The Carnival of Cadiz is famous for the satirical groups called chirigotas, who perform comical musical pieces. Typically, a chirigota is composed of seven to twelve performers who sing, act and improvise accompanied by guitars, kazoos, a bass drum, and a variety of noise-makers. Other than the chirigotas, there are many other groups of performers: choruses; ensembles called comparsas, who sing in close harmony much like the barbershop quartets of African-American culture or the mariachis of Mexico; cuartetos, consisting of four (or sometimes three) performers alternating dramatic parodies and humorous songs; and romanceros, storytellers who recite tales in verse. These diverse spectacles turn the city into a colourful and popular open-air theatre for two entire weeks in February.


                                                       Cadiz’s Top 5:
       
  1. Cádiz Cathedral is a Roman Catholic church which was built between 1722 and 1838. It was declared Bien de Interés Cultural in 1931. The Plaza de la Catedral houses both the Cathedral and the Baroque Santiago church, built in 1635. The church sits on the site of an older cathedral, completed in 1260, which burned down in 1596. The reconstruction, which was not started until 1776, was supervised by the architect Vicente Acero, who had also built the Granada Cathedral. Acero left the project and was succeeded by several other architects. As a result, this largely baroque-style cathedral was built over a period of 116 years, and, due to this drawn-out period of construction, the cathedral underwent several major changes to its original design.

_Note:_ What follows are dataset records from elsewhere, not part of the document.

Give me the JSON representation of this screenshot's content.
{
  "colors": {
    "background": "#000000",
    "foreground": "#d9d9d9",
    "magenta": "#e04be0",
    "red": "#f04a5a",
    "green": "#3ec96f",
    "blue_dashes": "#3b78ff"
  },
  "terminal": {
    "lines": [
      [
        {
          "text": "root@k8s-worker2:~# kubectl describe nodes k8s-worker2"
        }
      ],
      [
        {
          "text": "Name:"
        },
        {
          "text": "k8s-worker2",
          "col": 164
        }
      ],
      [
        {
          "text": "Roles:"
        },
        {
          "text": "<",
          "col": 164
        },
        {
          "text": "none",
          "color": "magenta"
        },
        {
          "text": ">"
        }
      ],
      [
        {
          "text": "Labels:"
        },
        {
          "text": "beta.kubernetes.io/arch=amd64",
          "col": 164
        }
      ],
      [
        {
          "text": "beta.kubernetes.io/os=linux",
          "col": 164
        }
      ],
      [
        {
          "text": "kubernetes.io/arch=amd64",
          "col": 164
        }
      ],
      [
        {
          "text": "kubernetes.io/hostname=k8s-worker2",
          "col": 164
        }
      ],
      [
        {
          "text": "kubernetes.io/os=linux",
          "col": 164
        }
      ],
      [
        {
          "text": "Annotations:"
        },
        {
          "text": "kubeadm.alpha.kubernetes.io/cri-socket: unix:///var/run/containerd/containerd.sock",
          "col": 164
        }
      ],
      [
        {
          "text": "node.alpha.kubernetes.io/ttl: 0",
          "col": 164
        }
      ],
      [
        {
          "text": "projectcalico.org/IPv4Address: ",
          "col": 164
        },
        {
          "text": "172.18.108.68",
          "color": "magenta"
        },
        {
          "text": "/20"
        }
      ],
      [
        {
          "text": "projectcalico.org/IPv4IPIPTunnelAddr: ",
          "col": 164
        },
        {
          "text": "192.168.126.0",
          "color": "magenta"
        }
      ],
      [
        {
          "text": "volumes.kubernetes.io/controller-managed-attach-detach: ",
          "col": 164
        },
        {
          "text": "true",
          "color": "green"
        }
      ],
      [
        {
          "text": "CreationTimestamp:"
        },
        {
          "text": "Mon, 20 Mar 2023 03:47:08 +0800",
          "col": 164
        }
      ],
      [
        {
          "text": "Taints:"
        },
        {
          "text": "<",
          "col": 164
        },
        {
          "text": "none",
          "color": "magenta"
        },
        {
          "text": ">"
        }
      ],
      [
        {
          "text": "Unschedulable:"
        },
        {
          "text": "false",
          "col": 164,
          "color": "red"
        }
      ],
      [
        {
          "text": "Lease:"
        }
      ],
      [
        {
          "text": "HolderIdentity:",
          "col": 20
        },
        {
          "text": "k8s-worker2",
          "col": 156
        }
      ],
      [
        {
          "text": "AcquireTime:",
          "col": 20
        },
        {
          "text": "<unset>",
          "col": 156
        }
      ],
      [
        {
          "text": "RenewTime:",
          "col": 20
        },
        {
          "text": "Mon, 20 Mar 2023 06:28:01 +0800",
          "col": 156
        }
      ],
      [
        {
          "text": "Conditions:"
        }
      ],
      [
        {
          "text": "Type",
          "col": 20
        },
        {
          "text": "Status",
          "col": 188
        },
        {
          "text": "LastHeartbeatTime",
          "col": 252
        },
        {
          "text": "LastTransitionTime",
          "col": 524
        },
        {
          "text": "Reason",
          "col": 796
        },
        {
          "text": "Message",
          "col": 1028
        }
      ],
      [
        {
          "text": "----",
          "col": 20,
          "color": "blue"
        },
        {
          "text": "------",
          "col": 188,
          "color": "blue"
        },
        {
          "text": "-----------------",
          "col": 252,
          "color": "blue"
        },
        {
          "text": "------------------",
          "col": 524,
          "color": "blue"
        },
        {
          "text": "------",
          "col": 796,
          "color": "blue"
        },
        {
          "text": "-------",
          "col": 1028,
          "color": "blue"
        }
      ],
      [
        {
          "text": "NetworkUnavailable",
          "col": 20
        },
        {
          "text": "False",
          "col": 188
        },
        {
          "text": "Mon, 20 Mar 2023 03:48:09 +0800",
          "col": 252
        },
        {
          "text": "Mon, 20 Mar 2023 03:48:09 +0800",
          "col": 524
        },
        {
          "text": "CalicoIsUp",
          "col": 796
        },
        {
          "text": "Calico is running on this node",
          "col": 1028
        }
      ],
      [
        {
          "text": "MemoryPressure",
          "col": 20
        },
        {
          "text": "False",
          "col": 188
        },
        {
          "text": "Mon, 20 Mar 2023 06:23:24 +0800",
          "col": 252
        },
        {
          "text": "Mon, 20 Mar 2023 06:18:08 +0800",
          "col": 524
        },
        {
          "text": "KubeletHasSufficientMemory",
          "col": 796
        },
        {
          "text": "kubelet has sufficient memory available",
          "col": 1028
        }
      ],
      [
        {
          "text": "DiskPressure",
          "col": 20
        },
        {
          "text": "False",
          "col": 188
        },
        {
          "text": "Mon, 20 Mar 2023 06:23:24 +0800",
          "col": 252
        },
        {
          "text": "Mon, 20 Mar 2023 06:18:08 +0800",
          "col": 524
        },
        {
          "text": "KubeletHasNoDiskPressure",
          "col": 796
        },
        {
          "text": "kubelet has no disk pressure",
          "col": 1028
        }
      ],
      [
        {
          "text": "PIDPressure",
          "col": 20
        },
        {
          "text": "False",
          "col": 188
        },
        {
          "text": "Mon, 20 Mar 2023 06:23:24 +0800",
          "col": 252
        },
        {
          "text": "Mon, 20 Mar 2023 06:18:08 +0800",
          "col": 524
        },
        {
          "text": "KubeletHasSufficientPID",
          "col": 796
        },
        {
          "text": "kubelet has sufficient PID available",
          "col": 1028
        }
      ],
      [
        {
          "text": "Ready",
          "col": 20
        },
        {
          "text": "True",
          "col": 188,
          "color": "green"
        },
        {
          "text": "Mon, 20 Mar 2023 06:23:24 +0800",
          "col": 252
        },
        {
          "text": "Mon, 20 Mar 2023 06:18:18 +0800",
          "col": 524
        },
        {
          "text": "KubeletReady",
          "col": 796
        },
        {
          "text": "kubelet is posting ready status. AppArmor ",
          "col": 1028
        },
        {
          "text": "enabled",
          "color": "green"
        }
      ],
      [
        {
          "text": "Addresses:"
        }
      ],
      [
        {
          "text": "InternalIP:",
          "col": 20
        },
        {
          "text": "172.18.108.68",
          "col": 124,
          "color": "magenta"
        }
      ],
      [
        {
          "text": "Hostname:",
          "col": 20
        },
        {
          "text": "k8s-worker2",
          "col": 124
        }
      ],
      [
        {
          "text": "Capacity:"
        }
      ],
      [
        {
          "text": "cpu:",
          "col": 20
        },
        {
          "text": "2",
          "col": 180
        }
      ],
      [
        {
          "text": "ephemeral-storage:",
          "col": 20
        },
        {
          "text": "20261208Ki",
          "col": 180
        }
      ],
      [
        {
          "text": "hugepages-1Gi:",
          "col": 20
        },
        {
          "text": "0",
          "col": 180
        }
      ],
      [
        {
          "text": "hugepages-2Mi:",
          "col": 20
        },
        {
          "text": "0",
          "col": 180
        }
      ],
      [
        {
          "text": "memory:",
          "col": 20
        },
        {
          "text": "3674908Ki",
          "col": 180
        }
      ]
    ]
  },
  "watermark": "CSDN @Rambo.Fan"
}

Though the cathedral was originally intended to be a baroque edifice, it contains rococo elements, and was finally completed in the neoclassical style. Its chapels have many paintings and relics from the old cathedral and monasteries from throughout Spain.
  2. The Museum of Cadiz was founded in 1970 after the merger of the Provincial Museum of Fine Arts with the Provincial Museum of Archaeology. The museum is to be found at number 5 Plaza de Mina, and contains many objects from Cádiz's 3000 year history as well as works by artists such as Peter Paul Rubens.
  3. Fortress of Candelaria The Baluarte de la Candelaria (fortress or stronghold of Candlemas) is a military fortification. Taking advantage of a natural elevation of land, it was constructed in 1672 at the initiative of the governor, Diego Caballero de Illescas. Protected by a seaward-facing wall that had previously served as a seawall, Candelaria's cannons were in a position to command the channels approaching the port of Cádiz. In more recent times, the edifice has served as a headquarters for the corps of military engineers and as the home to the army's homing pigeons, birds used to carry written messages over hostile terrain. Thoroughly renovated, it is now used as a cultural venue. There has been some discussion of using it to house a maritime museum, but, at present, it is designated for use as a permanent exposition space.
  4. The Casa del Almirante is a palatial house, adjacent to the Plaza San Martín in the Barrio del Pópulo, which was constructed in 1690 with the proceeds of the lucrative trade with the Americas. It was built by the family of the admiral of the Spanish treasure fleet, the so-called Fleet of the Indies, Don Diego de Barrios. The exterior is sheathed in exquisite red and white Genoan marble, prepared in the workshops of Andreoli, and mounted by the master, García Narváez. The colonnaded portico, the grand staircase under the cupola, and the hall on the main floor are architectural features of great nobility and beauty. The shield of the Barrios family appears on the second-floor balcony.
  5. The Roman theatre was discovered in 1980, in the El Pópulo district, after a fire had destroyed some old warehouses, revealing a layer of construction that was judged to be the foundations of some medieval buildings; the foundations of these buildings had been built, in turn, upon much more ancient stones, hand-hewn limestone of a Roman character. Systematic excavations have revealed a largely intact Roman theatre. The theatre, constructed by order of Lucius Cornelius Balbus (minor) during the 1st century BC, is the second largest Roman theatre in the world, surpassed only by the theatre of Pompeii, south of Rome. Cicero, in his Epistulae ad Familiares ("Letters to his friends"), wrote of its use by Balbus for personal propaganda.